Under Secretary of the Treasury for Domestic Finance
- Incumbent
- Assumed office May 1985
- President: Ronald Reagan

Personal details
- Born: George Sumner Bradford Dana Gould May 22, 1927 Boston, Massachusetts, U.S.
- Died: April 26, 2022 (aged 94) Palm Beach, Florida, U.S.
- Occupation: Financier and banker

= George D. Gould =

American financier and U.S. Treasury undersecretary (1927–2022)

George Sumner Bradford Dana Gould (May 22, 1927 – April 26, 2022) was an American financier and banker. Gould was a member of the board of Municipal Assistance Corporation that was constituted during the 1975 New York City fiscal crisis and briefly served as its chairman in 1979. He was the Undersecretary of the Treasury in the late 1980s during the Reagan administration. During this period he oversaw the savings and loan crisis, the aftermath of the 1987 Black Monday stock market crash, and the raising of the country's debt ceiling.

== Early life ==
Gould was born in Boston, Massachusetts, on May 22, 1927, to Lillian Dana Sumner and Ernest Wellington Gould. His mother was related to Charles Sumner, a member of the United States Senate during the civil war era, while his father was an investor who focused on real estate and other commercial ventures. After Gould's mother died when he was five, he grew up with his two aunts. He studied at the Phillips Academy in Andover, Massachusetts, and then served in the army in the post-war years between 1945 and 1947. He was discharged as a second lieutenant.
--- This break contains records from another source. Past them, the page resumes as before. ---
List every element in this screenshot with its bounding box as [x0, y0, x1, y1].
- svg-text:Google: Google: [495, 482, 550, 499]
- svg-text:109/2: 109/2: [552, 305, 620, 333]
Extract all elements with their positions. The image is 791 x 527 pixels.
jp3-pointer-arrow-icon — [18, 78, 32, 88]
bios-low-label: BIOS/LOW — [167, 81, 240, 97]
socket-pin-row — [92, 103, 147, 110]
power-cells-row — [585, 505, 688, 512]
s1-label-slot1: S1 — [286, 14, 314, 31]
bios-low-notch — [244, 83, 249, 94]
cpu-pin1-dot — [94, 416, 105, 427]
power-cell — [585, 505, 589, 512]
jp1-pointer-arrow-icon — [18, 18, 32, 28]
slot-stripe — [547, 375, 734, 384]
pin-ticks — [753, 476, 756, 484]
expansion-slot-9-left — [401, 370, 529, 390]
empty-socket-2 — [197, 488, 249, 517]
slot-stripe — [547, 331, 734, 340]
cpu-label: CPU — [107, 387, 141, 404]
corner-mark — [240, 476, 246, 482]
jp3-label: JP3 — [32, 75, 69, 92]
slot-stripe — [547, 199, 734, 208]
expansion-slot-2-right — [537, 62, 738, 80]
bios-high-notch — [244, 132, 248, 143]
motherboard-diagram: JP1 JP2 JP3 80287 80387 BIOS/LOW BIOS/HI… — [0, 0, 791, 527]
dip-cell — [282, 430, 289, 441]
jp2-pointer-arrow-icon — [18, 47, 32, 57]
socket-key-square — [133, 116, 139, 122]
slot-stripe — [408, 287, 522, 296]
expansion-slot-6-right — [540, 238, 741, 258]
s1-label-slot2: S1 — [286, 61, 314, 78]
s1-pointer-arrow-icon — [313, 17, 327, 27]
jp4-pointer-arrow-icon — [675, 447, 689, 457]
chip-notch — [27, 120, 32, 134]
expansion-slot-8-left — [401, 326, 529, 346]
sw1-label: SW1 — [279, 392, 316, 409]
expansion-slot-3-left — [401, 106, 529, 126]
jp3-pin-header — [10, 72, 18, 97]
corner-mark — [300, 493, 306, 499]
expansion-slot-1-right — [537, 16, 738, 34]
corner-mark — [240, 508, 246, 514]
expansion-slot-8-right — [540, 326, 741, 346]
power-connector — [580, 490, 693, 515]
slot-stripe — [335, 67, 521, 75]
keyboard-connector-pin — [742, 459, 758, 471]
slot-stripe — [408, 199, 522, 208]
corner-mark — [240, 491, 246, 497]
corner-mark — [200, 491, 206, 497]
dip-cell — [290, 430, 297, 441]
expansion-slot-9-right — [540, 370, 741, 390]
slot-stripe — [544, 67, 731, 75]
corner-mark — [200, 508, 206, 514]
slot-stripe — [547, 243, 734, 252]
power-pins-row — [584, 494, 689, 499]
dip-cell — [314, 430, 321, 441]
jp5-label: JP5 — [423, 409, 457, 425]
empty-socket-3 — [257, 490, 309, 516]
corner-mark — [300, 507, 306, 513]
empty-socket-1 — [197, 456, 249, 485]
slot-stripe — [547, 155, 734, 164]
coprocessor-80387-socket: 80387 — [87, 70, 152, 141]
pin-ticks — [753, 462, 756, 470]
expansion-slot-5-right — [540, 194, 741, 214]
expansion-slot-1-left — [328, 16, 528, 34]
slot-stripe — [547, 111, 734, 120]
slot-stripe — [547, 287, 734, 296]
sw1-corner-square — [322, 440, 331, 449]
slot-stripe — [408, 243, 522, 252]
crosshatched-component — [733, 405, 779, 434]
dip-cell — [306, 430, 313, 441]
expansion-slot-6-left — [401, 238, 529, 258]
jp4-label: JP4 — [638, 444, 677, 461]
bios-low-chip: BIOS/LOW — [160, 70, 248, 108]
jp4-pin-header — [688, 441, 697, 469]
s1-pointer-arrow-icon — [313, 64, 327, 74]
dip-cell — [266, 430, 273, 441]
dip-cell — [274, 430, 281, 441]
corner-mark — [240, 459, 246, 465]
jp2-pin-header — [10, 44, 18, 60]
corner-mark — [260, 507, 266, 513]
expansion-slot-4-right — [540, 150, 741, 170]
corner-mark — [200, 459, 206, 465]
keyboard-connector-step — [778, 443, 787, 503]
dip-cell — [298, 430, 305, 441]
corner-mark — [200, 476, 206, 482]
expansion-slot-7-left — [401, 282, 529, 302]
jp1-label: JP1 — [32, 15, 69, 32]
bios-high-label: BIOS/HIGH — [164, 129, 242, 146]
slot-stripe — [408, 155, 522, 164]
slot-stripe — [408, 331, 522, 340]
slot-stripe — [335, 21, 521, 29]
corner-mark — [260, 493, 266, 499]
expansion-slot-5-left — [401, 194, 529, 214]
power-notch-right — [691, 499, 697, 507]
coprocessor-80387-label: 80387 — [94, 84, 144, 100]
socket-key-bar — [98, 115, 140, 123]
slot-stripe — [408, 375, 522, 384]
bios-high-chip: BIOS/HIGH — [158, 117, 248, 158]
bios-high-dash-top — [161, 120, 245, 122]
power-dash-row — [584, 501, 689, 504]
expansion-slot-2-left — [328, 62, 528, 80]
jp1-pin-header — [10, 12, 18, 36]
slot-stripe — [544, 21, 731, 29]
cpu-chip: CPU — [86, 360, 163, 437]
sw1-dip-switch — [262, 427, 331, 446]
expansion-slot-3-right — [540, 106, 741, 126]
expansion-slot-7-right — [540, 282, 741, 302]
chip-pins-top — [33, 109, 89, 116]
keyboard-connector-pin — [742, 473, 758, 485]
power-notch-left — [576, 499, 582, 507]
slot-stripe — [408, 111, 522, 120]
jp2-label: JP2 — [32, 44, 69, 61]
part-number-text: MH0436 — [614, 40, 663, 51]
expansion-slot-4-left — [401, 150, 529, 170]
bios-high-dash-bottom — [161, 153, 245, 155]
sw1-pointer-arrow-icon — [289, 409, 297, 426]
Gould studied at Yale University, graduating with a degree in economics, and later earned an MBA from Harvard University in 1955.

== Career ==
Gould started his career as a wealth manager for philanthropist Jeremiah Milbank. In 1960, Gould joined Dan Lufkin, William Donaldson, and Richard Jenrette in the investment bank Donaldson, Lufkin & Jenrette (DLJ). He grew the firm's fund-management business and went on to head its securities division. He left DLJ in 1976 and led Madison Funds, a closed-end investment fund, that later invested in oil and gas companies.

=== New York fiscal crisis ===
In 1975, when New York City was in the midst of a fiscal crisis and was on the brink of bankruptcy, Gould was invited by the then mayor Abraham Beame and was appointed a board member of the Municipal Assistance Corporation (MAC). Beame famously reached out to Gould by telephone at 1 a.m. and had him join him for breakfast a few hours later before getting him to join the MAC. The group was tasked with managing the city's fiscal position and solvency, monitoring its spending and bond issuance. The New York Times described him as a "figure of calm" during the crisis. He was made the chairman of the board of the MAC in 1979, but, resigned in 1980 due to differences with the governor Hugh Carey. During this period, he was also appointed by New York state's governor as the chairman of the state's Housing Finance Agency.
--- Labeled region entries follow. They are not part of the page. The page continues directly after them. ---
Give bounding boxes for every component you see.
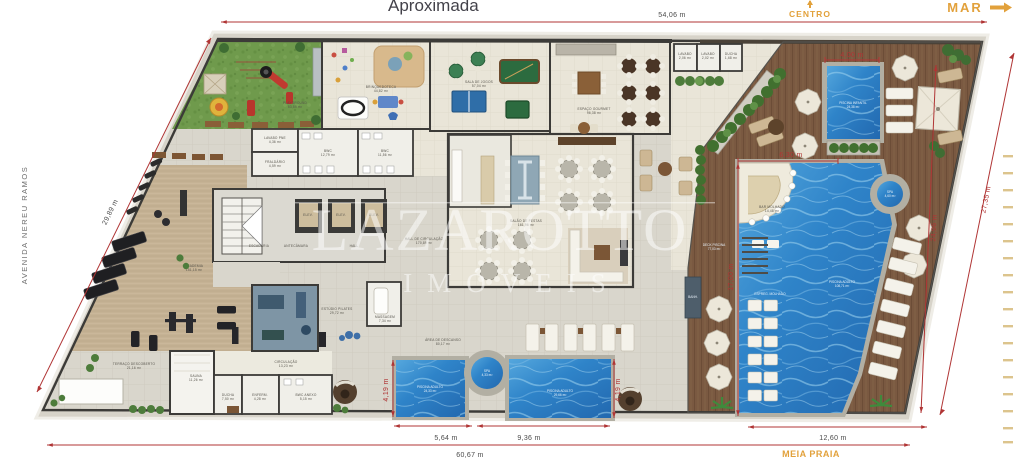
svg-text:5,64 m: 5,64 m — [434, 435, 457, 442]
svg-text:4,36 m²: 4,36 m² — [269, 140, 281, 144]
svg-text:12,60 m: 12,60 m — [819, 435, 846, 442]
svg-text:29,66 m²: 29,66 m² — [554, 393, 567, 397]
svg-text:4,59 m²: 4,59 m² — [269, 164, 281, 168]
svg-text:17,00 m: 17,00 m — [728, 263, 735, 290]
svg-text:151,15 m²: 151,15 m² — [186, 268, 202, 272]
svg-text:7,50 m²: 7,50 m² — [222, 397, 234, 401]
svg-text:21,16 m²: 21,16 m² — [127, 366, 141, 370]
svg-text:4,33 m²: 4,33 m² — [482, 373, 493, 377]
svg-text:57,04 m²: 57,04 m² — [472, 84, 486, 88]
svg-text:MAR: MAR — [947, 0, 983, 15]
svg-text:60,67 m: 60,67 m — [456, 452, 483, 459]
svg-text:12,79 m²: 12,79 m² — [321, 153, 335, 157]
svg-text:2,06 m²: 2,06 m² — [679, 56, 691, 60]
svg-text:77,03 m²: 77,03 m² — [708, 247, 721, 251]
svg-text:4,60 m²: 4,60 m² — [885, 194, 896, 198]
svg-text:13,23 m²: 13,23 m² — [279, 364, 293, 368]
svg-text:29,72 m²: 29,72 m² — [330, 311, 344, 315]
svg-text:IMÓVEIS: IMÓVEIS — [403, 268, 621, 298]
svg-text:54,06 m: 54,06 m — [658, 12, 685, 19]
svg-text:44,82 m²: 44,82 m² — [374, 89, 388, 93]
svg-text:11,26 m²: 11,26 m² — [189, 378, 203, 382]
svg-text:5,15 m²: 5,15 m² — [300, 397, 312, 401]
svg-text:Aproximada: Aproximada — [388, 0, 479, 15]
svg-text:2,02 m²: 2,02 m² — [702, 56, 714, 60]
svg-text:4,19 m: 4,19 m — [615, 378, 622, 401]
svg-text:BANH.: BANH. — [688, 295, 698, 299]
svg-text:53,59 m²: 53,59 m² — [288, 105, 302, 109]
svg-text:1,68 m²: 1,68 m² — [725, 56, 737, 60]
svg-text:ESPREG. MOLHADO: ESPREG. MOLHADO — [754, 292, 786, 296]
svg-text:96,38 m²: 96,38 m² — [587, 111, 601, 115]
svg-text:108,71 m²: 108,71 m² — [835, 284, 849, 288]
svg-text:24,96 m: 24,96 m — [930, 214, 938, 242]
svg-text:9,36 m: 9,36 m — [517, 435, 540, 442]
svg-text:11,56 m²: 11,56 m² — [378, 153, 392, 157]
svg-text:4,00 m: 4,00 m — [840, 52, 863, 59]
svg-text:LAZAROTTO: LAZAROTTO — [312, 197, 689, 263]
svg-text:80,17 m²: 80,17 m² — [436, 342, 450, 346]
svg-text:6,30 m: 6,30 m — [779, 152, 802, 159]
svg-text:MEIA PRAIA: MEIA PRAIA — [782, 449, 840, 459]
svg-text:AVENIDA NEREU RAMOS: AVENIDA NEREU RAMOS — [20, 166, 29, 284]
svg-text:24,38 m²: 24,38 m² — [847, 105, 860, 109]
svg-text:ANTECÂMARA: ANTECÂMARA — [284, 244, 309, 248]
svg-text:24,33 m²: 24,33 m² — [424, 389, 437, 393]
svg-text:4,28 m²: 4,28 m² — [254, 397, 266, 401]
svg-text:ESCADARIA: ESCADARIA — [249, 244, 270, 248]
svg-text:CENTRO: CENTRO — [789, 9, 831, 19]
svg-text:14,48 m²: 14,48 m² — [765, 209, 779, 213]
svg-text:4,19 m: 4,19 m — [383, 378, 390, 401]
svg-text:7,34 m²: 7,34 m² — [379, 319, 391, 323]
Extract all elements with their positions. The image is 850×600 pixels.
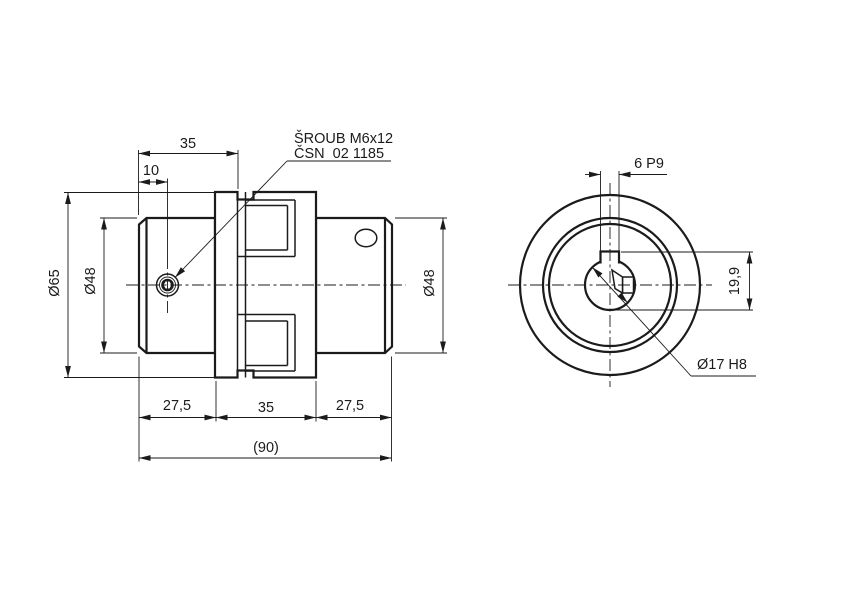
screw-note-line2: ČSN 02 1185 bbox=[294, 145, 384, 162]
side-view: 35 10 Ø65 Ø48 bbox=[47, 130, 447, 462]
dim-text-top-10: 10 bbox=[143, 163, 159, 179]
dim-text-bottom-27-5-left: 27,5 bbox=[163, 398, 191, 414]
left-hub-outline bbox=[139, 218, 215, 353]
dim-dia48-right: Ø48 bbox=[395, 218, 447, 353]
right-hub bbox=[316, 218, 392, 353]
dim-text-dia48-left: Ø48 bbox=[83, 267, 99, 294]
right-hub-setscrew-hole bbox=[355, 229, 377, 246]
dim-overall-90: (90) bbox=[139, 440, 392, 461]
claw-root-circle bbox=[549, 224, 671, 346]
dim-text-dia48-right: Ø48 bbox=[422, 269, 438, 296]
dim-text-keyway-depth: 19,9 bbox=[727, 267, 743, 295]
left-hub bbox=[139, 218, 215, 353]
dim-text-keyway-width: 6 P9 bbox=[634, 156, 664, 172]
dim-keyway-width: 6 P9 bbox=[585, 156, 667, 252]
dim-text-bottom-27-5-right: 27,5 bbox=[336, 398, 364, 414]
bore-setscrew bbox=[612, 270, 634, 293]
screw-note-line1: ŠROUB M6x12 bbox=[294, 130, 393, 147]
dim-text-top-35: 35 bbox=[180, 136, 196, 152]
end-view: 6 P9 19,9 Ø17 H8 bbox=[508, 156, 756, 387]
dim-text-bottom-35: 35 bbox=[258, 400, 274, 416]
end-view-centerlines bbox=[508, 183, 712, 387]
right-hub-outline bbox=[316, 218, 392, 353]
dim-dia48-left: Ø48 bbox=[83, 218, 137, 353]
coupling-drawing: 35 10 Ø65 Ø48 bbox=[0, 0, 850, 600]
drawing-sheet: 35 10 Ø65 Ø48 bbox=[0, 0, 850, 600]
dim-text-dia65: Ø65 bbox=[47, 269, 63, 296]
dim-text-bore: Ø17 H8 bbox=[697, 357, 747, 373]
dim-text-overall-90: (90) bbox=[253, 440, 279, 456]
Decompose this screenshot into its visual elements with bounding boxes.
=== Undersecretary of the Treasury ===
In 1985, Gould was appointed by the then U.S. president, Ronald Reagan, as the Undersecretary of the Treasury. During this period, he oversaw the government's handling of the savings and loan crisis, the aftermath of the 1987 Black Monday stock market crash, and the raising of the country's debt ceiling. As the undersecretary, he also oversaw US domestic banking regulation including the government's unsuccessful bid in the congress to allow commercial banks to underwrite securities.
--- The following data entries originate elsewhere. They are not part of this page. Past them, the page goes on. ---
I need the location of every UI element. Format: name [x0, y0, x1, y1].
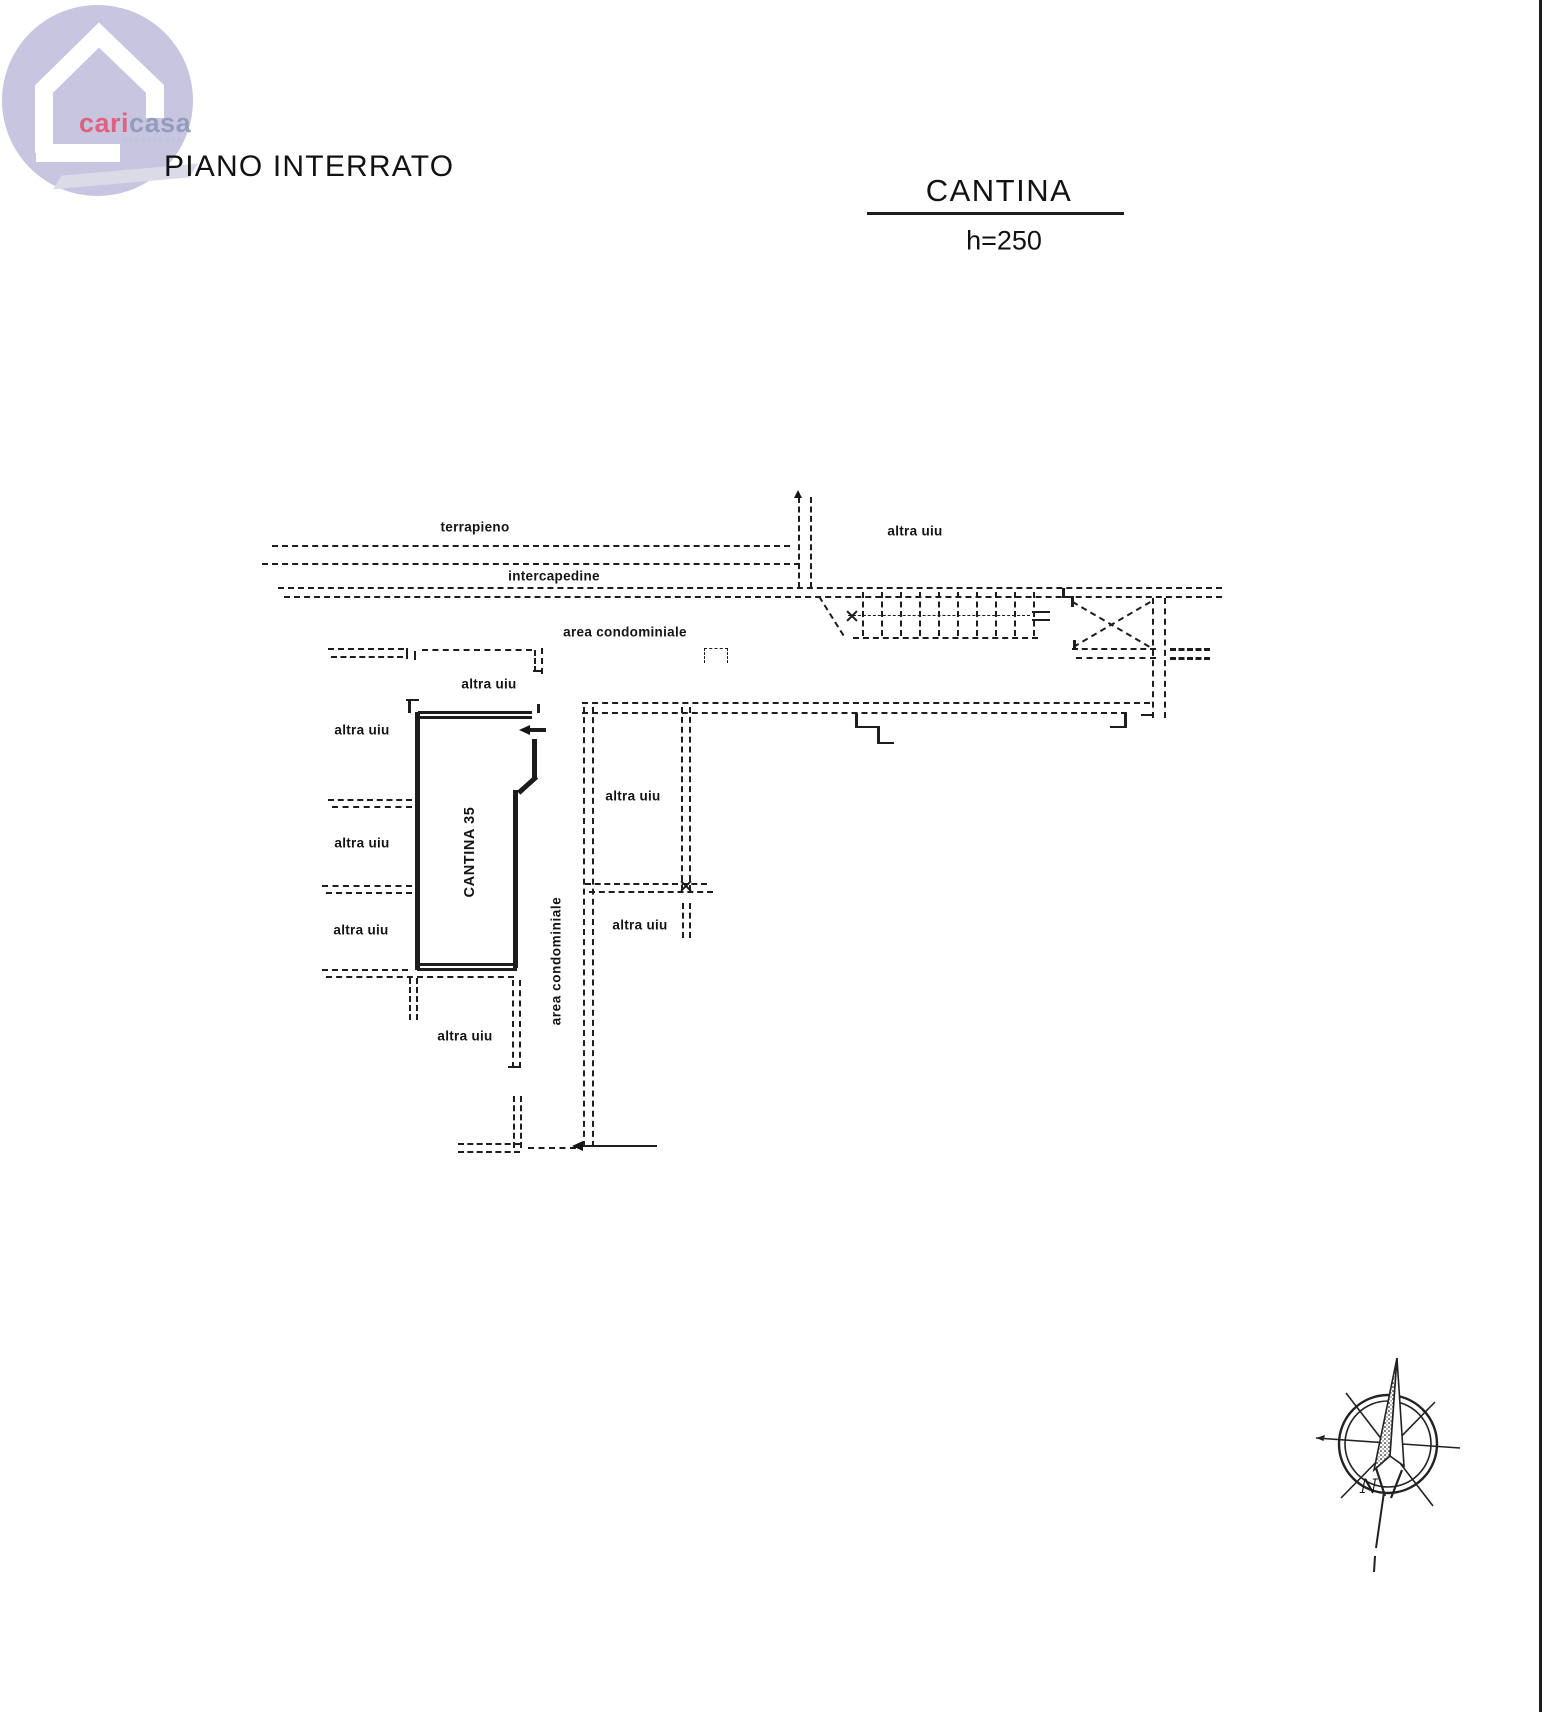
- compass-rose: N: [1288, 1330, 1498, 1580]
- altra-uiu-label-right-1: altra uiu: [605, 789, 660, 804]
- room-right-wall-upper: [532, 739, 537, 778]
- caricasa-wordmark: caricasa: [79, 108, 191, 139]
- floor-plan-page: caricasa PIANO INTERRATO CANTINA h=250 t…: [0, 0, 1566, 1712]
- stair-tread: [900, 592, 902, 636]
- corridor-line-upper: [582, 702, 1150, 704]
- altra-uiu-label-left-3: altra uiu: [333, 923, 388, 938]
- intercapedine-lower-line-2: [284, 596, 1222, 598]
- intercapedine-upper-line: [262, 563, 800, 565]
- room-top-wall-2: [418, 716, 532, 719]
- room-bottom-outer-dash: [326, 976, 514, 978]
- intercapedine-label: intercapedine: [508, 569, 600, 584]
- bottom-edge-dash-3: [528, 1147, 576, 1149]
- strip-hook: [508, 1066, 520, 1068]
- terrapieno-label: terrapieno: [440, 520, 509, 535]
- below-room-vert-2: [416, 978, 418, 1020]
- strip-vert-2b: [520, 1096, 522, 1148]
- below-room-vert-1: [409, 978, 411, 1020]
- strip-vert-1b: [519, 980, 521, 1068]
- upper-boundary-bracket-2: [414, 651, 416, 660]
- room-title-underline: [867, 212, 1124, 215]
- boundary-vertical-2: [810, 497, 812, 588]
- stair-tread: [976, 592, 978, 636]
- intercapedine-lower-line-1: [278, 587, 1222, 589]
- rightroom-left-wall-1: [583, 707, 585, 1147]
- upper-right-bracket-1: [534, 650, 536, 672]
- stair-walk-line-end-2: [1032, 619, 1050, 621]
- right-extension-line-1: [1170, 648, 1210, 651]
- bottom-arrow-head: [572, 1141, 583, 1151]
- left-divider-3a: [322, 969, 408, 971]
- room-corner-v: [408, 701, 411, 713]
- area-condominiale-vertical-label: area condominiale: [549, 897, 564, 1026]
- shaft-right-wall-1: [1152, 598, 1154, 718]
- stair-tread: [957, 592, 959, 636]
- rightroom-lower-wall-2: [689, 903, 691, 938]
- upper-boundary-dash-2: [331, 656, 403, 658]
- rightroom-right-wall-2: [689, 707, 691, 891]
- corridor-step-h2: [877, 742, 894, 744]
- stair-walk-line: [848, 615, 1030, 616]
- upper-boundary-dash-3: [422, 649, 532, 651]
- altra-uiu-label-top: altra uiu: [887, 524, 942, 539]
- rightroom-left-wall-2: [592, 707, 594, 1147]
- stair-tread: [881, 592, 883, 636]
- boundary-vertical-1: [798, 497, 800, 588]
- shaft-step-v3: [1073, 640, 1076, 650]
- room-right-wall-jog: [517, 775, 538, 794]
- room-left-wall: [415, 712, 420, 970]
- upper-boundary-bracket-1: [406, 648, 408, 659]
- room-top-wall-hook: [537, 704, 540, 713]
- room-name-label: CANTINA 35: [462, 807, 478, 898]
- rightroom-bottom-2: [589, 891, 713, 893]
- stair-tread: [995, 592, 997, 636]
- rightroom-lower-wall-1: [682, 903, 684, 938]
- compass-west-arrow: [1316, 1435, 1325, 1441]
- rightroom-right-wall-1: [681, 707, 683, 891]
- strip-vert-1a: [512, 980, 514, 1068]
- bottom-arrow-tail: [583, 1145, 657, 1147]
- logo-tagline-blur: [123, 137, 181, 142]
- small-duct-symbol: [704, 648, 728, 663]
- boundary-arrow-up: [794, 490, 802, 498]
- stair-tread: [938, 592, 940, 636]
- room-bottom-wall-2: [417, 968, 517, 971]
- area-condominiale-label: area condominiale: [563, 625, 687, 640]
- stair-bottom-edge: [853, 637, 1038, 639]
- stair-tread: [862, 592, 864, 636]
- terrapieno-boundary-line: [272, 545, 790, 547]
- right-extension-line-2: [1170, 657, 1210, 660]
- strip-vert-2a: [513, 1096, 515, 1148]
- altra-uiu-label-above-room: altra uiu: [461, 677, 516, 692]
- north-letter: N: [1359, 1474, 1379, 1498]
- altra-uiu-label-right-2: altra uiu: [612, 918, 667, 933]
- upper-boundary-dash-1: [328, 648, 404, 650]
- left-divider-2b: [326, 892, 412, 894]
- left-divider-1a: [328, 799, 412, 801]
- altra-uiu-label-left-1: altra uiu: [334, 723, 389, 738]
- room-top-wall-1: [418, 711, 532, 714]
- corridor-end-bracket-h: [1110, 726, 1125, 728]
- stair-break-line: [818, 596, 844, 636]
- corridor-step-h1: [855, 726, 879, 728]
- bottom-edge-dash-1: [458, 1143, 520, 1145]
- floor-title: PIANO INTERRATO: [164, 150, 454, 184]
- bottom-edge-dash-2: [458, 1151, 520, 1153]
- room-height-note: h=250: [966, 226, 1042, 257]
- stair-tread: [1033, 592, 1035, 636]
- shaft-step-v2: [1071, 596, 1074, 607]
- shaft-bottom-line-2: [1076, 657, 1156, 659]
- room-right-wall-lower: [513, 790, 518, 968]
- shaft-bottom-line-1: [1072, 648, 1156, 650]
- brand-casa: casa: [129, 108, 191, 138]
- compass-south-tail: [1374, 1492, 1384, 1572]
- stair-walk-line-end-1: [1032, 611, 1050, 613]
- room-bottom-wall-1: [417, 963, 517, 966]
- left-divider-2a: [322, 885, 412, 887]
- stair-tread: [919, 592, 921, 636]
- corridor-step-v1: [855, 713, 858, 727]
- altra-uiu-label-bottom: altra uiu: [437, 1029, 492, 1044]
- left-divider-1b: [332, 806, 412, 808]
- altra-uiu-label-left-2: altra uiu: [334, 836, 389, 851]
- shaft-wall-hook: [1141, 714, 1153, 716]
- stair-tread: [1014, 592, 1016, 636]
- room-title: CANTINA: [926, 173, 1073, 209]
- shaft-right-wall-2: [1164, 598, 1166, 718]
- brand-cari: cari: [79, 108, 129, 138]
- upper-right-bracket-foot: [533, 670, 542, 672]
- scan-page-border: [1539, 0, 1542, 1712]
- door-arrow-tail: [529, 728, 546, 732]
High interest rates of the 1970s and early 1980s had resulted in savings and loans (S&L) associations seeing losses, resulting in the S&L crisis. Traditionally focused on home mortgage lending, S&Ls were allowed to make riskier lendings further aggravating their position. Regulators were looking to avoid a bailout, hoping that the S&Ls would be able to show some growth and emerge out of the crisis. Gould opposed a bailout that would result in the S&Ls continuing to operate without a clear understanding of their operating positions and the true extent of their losses.

In the aftermath of the 1987 stock market crash, he helped shape the administration's response, including injecting capital and liquidity into the banking system. He resigned from the position in 1988.

=== Later career ===
After stepping down from the treasury, Gould worked with Klingenstein Fields, a fund management firm. He was also a director at the home mortgage funding provider Freddie Mac and was part of the company's corporate governance committee in 2003, when he and other directors were dismissed due to an accounting scam at the company.

== Personal life ==
Gould was married to Darcy Mead Damgard. He had three earlier marriages, two of which had ended in divorces, while the third, Julie Echols Gould, predeceased him in 1983.

Gould died on April 26, 2022, at his home in Palm Beach, Florida. He was 94 years old.